His brother Alec is an intellectual property lawyer and Smyczek said he was going to follow suit before his sibling told him to give tennis a shot.
”My brother actually talked me out of it,“ he said. ”Tennis is what I love and I believed that I could make a jump. Maybe it’s a pipe dream. It definitely feels like that sometimes.
“Hey, I don’t have anything else to do right now. It’s something I love and it beats getting a desk job.”
Smyczek, who now shares a house with John Isner in Tampa, has enrolled at the University of Florida and studies economics to give him “something to do in my down time on the road”.
“Some days I feel a bit stupid and know that I need to go to school,” he said with a grin.
“I don’t really have any idea about what I want to do after I finish tennis.

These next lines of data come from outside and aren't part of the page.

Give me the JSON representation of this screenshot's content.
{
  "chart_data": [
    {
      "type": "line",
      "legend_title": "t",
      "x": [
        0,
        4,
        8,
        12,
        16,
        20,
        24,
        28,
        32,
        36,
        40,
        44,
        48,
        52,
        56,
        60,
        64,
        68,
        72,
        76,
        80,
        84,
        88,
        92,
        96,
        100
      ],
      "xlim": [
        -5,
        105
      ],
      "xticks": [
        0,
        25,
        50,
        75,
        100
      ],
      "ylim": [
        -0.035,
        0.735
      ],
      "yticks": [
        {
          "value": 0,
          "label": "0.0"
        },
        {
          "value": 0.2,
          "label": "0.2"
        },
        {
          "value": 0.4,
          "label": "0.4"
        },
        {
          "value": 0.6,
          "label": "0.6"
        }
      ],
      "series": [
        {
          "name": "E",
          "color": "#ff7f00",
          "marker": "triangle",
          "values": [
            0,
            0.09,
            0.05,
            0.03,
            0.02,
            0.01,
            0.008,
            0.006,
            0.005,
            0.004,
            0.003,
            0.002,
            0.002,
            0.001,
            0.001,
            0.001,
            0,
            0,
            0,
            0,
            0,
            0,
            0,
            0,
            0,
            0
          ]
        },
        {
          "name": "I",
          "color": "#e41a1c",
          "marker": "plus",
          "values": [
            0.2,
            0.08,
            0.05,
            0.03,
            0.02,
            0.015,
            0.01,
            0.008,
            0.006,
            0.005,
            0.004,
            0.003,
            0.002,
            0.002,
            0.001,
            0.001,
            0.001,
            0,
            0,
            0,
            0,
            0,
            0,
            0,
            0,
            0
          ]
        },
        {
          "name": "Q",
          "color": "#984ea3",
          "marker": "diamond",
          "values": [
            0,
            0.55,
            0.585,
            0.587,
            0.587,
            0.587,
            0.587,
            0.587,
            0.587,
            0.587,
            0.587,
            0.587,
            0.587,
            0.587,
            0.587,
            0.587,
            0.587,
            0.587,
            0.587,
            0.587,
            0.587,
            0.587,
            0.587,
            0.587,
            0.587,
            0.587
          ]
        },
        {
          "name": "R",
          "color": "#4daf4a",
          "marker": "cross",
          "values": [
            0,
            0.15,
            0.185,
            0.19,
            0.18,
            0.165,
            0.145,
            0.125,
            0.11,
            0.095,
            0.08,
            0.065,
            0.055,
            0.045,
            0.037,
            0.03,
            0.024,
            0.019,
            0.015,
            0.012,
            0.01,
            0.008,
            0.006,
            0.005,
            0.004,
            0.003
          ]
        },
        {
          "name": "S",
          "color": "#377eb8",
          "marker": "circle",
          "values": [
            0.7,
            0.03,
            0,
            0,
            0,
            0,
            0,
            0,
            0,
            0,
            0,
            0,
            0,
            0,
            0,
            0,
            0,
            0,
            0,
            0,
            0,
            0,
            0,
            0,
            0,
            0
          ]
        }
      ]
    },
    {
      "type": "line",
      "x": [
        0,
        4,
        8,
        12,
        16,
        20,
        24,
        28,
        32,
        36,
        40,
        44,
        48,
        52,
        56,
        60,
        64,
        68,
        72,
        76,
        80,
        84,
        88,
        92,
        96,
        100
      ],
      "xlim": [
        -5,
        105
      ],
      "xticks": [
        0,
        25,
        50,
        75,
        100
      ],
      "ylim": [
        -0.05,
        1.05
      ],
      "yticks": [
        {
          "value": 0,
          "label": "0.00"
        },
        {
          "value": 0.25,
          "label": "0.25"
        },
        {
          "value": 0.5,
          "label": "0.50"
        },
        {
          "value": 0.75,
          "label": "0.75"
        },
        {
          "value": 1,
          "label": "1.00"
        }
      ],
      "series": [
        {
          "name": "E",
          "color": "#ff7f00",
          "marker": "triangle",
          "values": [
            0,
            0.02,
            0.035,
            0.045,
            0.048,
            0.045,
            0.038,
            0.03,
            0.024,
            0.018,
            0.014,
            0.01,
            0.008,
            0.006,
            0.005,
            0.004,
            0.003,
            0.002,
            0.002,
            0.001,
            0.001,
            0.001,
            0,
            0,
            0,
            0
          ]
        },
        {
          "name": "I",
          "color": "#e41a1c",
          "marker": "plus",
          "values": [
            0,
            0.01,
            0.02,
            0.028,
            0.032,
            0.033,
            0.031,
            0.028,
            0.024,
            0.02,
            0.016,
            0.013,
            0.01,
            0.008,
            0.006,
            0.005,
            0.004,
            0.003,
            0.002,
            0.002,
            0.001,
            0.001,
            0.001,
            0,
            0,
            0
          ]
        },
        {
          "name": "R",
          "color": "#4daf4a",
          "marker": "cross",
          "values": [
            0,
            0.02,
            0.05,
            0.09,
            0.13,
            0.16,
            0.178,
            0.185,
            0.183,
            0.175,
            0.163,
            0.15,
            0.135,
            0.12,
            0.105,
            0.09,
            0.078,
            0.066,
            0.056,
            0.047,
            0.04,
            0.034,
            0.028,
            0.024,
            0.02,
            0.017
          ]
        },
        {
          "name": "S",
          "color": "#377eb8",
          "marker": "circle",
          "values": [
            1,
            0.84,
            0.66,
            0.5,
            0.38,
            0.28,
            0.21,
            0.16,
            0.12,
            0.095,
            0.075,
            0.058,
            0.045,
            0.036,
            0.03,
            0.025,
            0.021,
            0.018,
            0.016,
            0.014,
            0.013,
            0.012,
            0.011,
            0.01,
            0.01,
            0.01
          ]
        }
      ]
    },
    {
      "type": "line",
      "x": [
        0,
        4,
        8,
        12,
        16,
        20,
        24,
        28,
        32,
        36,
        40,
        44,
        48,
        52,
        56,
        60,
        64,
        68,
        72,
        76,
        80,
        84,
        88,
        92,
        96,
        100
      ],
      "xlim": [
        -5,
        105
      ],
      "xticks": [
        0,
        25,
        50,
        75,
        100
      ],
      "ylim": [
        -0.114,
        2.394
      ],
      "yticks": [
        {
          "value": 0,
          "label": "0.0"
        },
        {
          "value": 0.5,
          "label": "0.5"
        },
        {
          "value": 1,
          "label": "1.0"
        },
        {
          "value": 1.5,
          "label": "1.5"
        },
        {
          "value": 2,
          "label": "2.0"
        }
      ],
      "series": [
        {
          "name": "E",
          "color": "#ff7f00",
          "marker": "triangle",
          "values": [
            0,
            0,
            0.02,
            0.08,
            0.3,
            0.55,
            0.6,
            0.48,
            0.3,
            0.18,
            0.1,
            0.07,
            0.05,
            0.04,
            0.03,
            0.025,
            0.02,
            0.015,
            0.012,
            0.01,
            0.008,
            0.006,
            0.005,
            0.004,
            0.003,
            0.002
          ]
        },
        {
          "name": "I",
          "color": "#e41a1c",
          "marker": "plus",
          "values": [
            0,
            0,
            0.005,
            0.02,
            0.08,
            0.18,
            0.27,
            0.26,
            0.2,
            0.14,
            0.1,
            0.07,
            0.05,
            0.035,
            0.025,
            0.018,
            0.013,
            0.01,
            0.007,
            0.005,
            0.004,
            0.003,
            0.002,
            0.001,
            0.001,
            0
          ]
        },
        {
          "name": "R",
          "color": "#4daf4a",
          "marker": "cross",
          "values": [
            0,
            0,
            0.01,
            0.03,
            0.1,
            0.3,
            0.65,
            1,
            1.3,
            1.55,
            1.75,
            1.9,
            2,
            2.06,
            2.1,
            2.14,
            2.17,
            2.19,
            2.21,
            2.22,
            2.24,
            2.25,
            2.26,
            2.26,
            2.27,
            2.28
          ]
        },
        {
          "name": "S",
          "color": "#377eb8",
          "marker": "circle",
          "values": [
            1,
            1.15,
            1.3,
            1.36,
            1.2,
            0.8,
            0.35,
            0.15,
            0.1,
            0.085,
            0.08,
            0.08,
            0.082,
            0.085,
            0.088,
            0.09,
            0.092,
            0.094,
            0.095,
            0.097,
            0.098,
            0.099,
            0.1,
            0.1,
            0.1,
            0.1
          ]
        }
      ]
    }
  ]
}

But it will be something that requires me to go back to school. It definitely won’t be a lawyer.”
Smyczek, who reached the second round at last year’s U.S. Open, made the main draw at Melbourne Park after Isner withdrew injured.
Practising against his 2.06-metre tall house mate had helped him combat the 2.08-metre Karlovic on Monday, but against Ferrer he realised he still had a lot of work to do to reach his goal of making the top 100.
“I felt like literally everything he did was the way that I construct points against guys. He gave me back some of my own medicine,” he said.